We hope you are enjoying Narrow Way Storytellers. Here you'll discover past ages that are much like the present, strange worlds that are strangely familiar, supernatural conflicts that are frighteningly natural; and people just like us making life and death decisions in the carnage of a fallen world. This is because storytelling is not a creative act. An unusual statement to be found on a new storytelling site? But think about it.

There is nothing new under the sun,” Solomon proclaimed in the Old Testament. “Is there anything of which one can say, 'Look! This is something new?' It was here already, long ago; it was here before our time.” (Ecclesiastes 1:9-10)

What about Star Trek?.........................Sinbad the Sailor in space.
Superman?...........................................Hercules.
Butch and Sundance?..........................Robin and John.
Alien abduction stories with beckoning lights, circular shapes and time distortions?..........................................Fairy tales with faerie lanterns, toadstool rings and overnight stays in the Perilous Realm from which the abducted return years later unchanged.

And long before those tales?

Let's go all the way back. “In the beginning, God created...” (Genesis 1:1) What humankind presumptuously calls creativity is nothing more than rearrangement, reconfiguration—sub-creation. The father of today's heroic fantasy, JRR Tolkien, described storytellers as sub-creators beckoning readers to explore artfully constructed, self-consistent secondary worlds. (Tolkien, Tree and Leaf, p37)

Fantasy? Science Fiction? Historical Fiction? All sub-creation. Though the sum of the parts may be presented in a fresh and distinctive manner, the parts are drawn from God's creation—His story. And God's creation is all there is. Anything else out there beyond our sight—well, God made that too.

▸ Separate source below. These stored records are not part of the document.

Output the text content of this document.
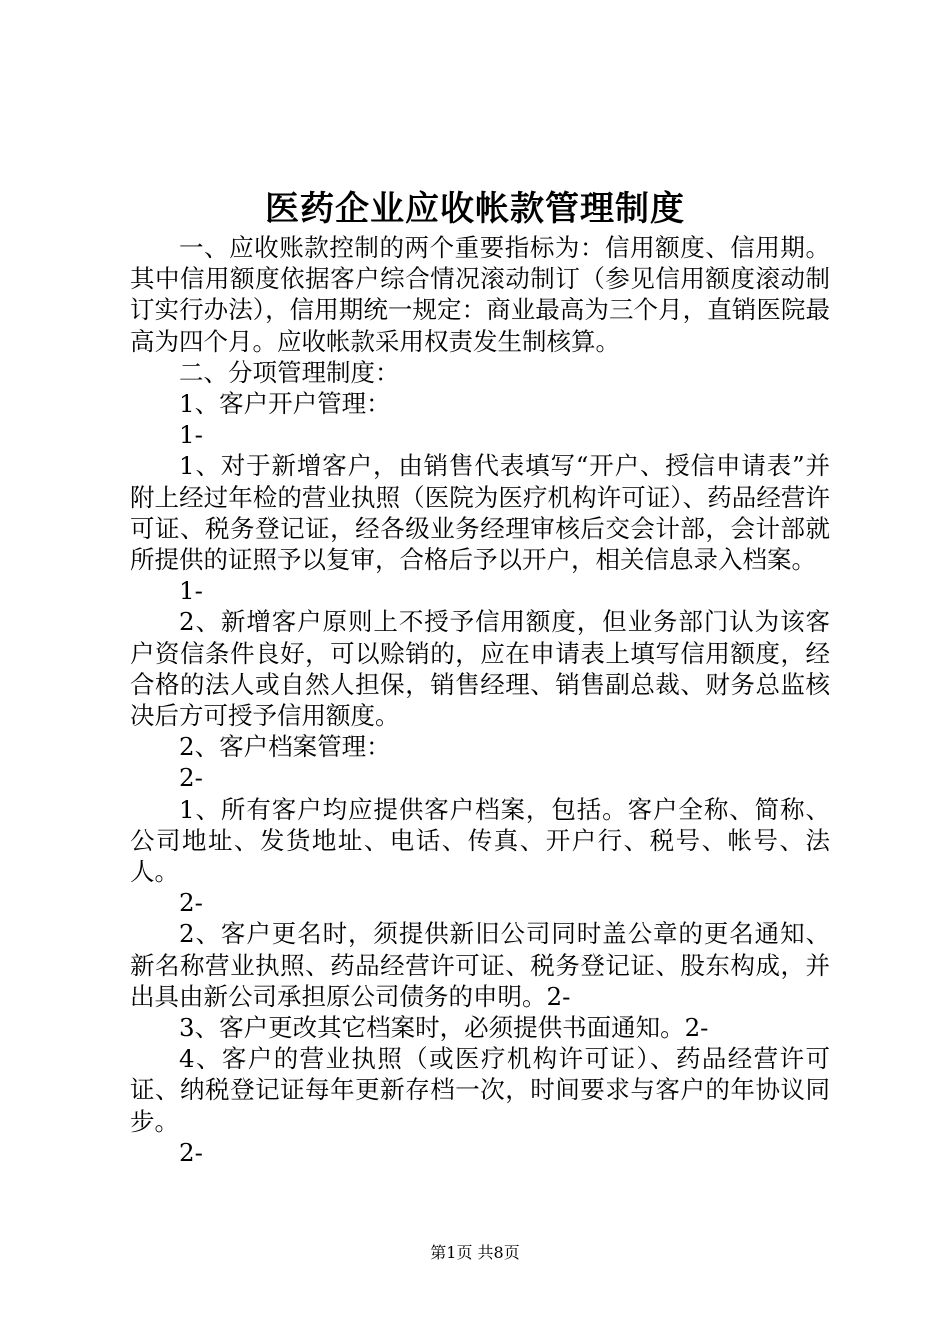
医药企业应收帐款管理制度

一、应收账款控制的两个重要指标为：信用额度、信用期。其中信用额度依据客户综合情况滚动制订（参见信用额度滚动制订实行办法），信用期统一规定：商业最高为三个月，直销医院最高为四个月。应收帐款采用权责发生制核算。

二、分项管理制度：

1、客户开户管理：

1-

1、对于新增客户，由销售代表填写“开户、授信申请表”并附上经过年检的营业执照（医院为医疗机构许可证）、药品经营许可证、税务登记证，经各级业务经理审核后交会计部，会计部就所提供的证照予以复审，合格后予以开户，相关信息录入档案。

1-

2、新增客户原则上不授予信用额度，但业务部门认为该客户资信条件良好，可以赊销的，应在申请表上填写信用额度，经合格的法人或自然人担保，销售经理、销售副总裁、财务总监核决后方可授予信用额度。

2、客户档案管理：

2-

1、所有客户均应提供客户档案，包括。客户全称、简称、公司地址、发货地址、电话、传真、开户行、税号、帐号、法人。

2-

2、客户更名时，须提供新旧公司同时盖公章的更名通知、新名称营业执照、药品经营许可证、税务登记证、股东构成，并出具由新公司承担原公司债务的申明。2-

3、客户更改其它档案时，必须提供书面通知。2-

4、客户的营业执照（或医疗机构许可证）、药品经营许可证、纳税登记证每年更新存档一次，时间要求与客户的年协议同步。

2-

第1页 共8页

Consider aliens and the monsters of antiquity—composites and distortions of the known. A famous SF writer (whose name escapes me—help!) once said that anything truly alien in literature or film would, by definition, be incomprehensible to the reader, unimaginable for the writer. Pegasus after all was horse and bird in one.
Spock's ears?..............................................Check out the elves.
Elves?..........................................................Humans with pointy ears.
What about Tolkien's Middle-Earth?..........The operative word here is earth.

The world of Faerie, like that galaxy far, far away, is our world mythologized. Its civilizations, ours reorganized. Its beings and creatures, our peoples and beasts reconstructed. Victor Frankenstein's step-children inhabit patchwork worlds constructed with God-created building blocks. Man the creator? For God, its been there, done that. Nothing new under this sun or any other.

And where does a storyteller's imagination come from in the first place? It's part of God's creation, of course.

So what about Narrow Way Storytellers? Never been done before? Well...not quite like this. Praise the Lord for His gift of human sub-creation let loose on an unsuspecting primary world.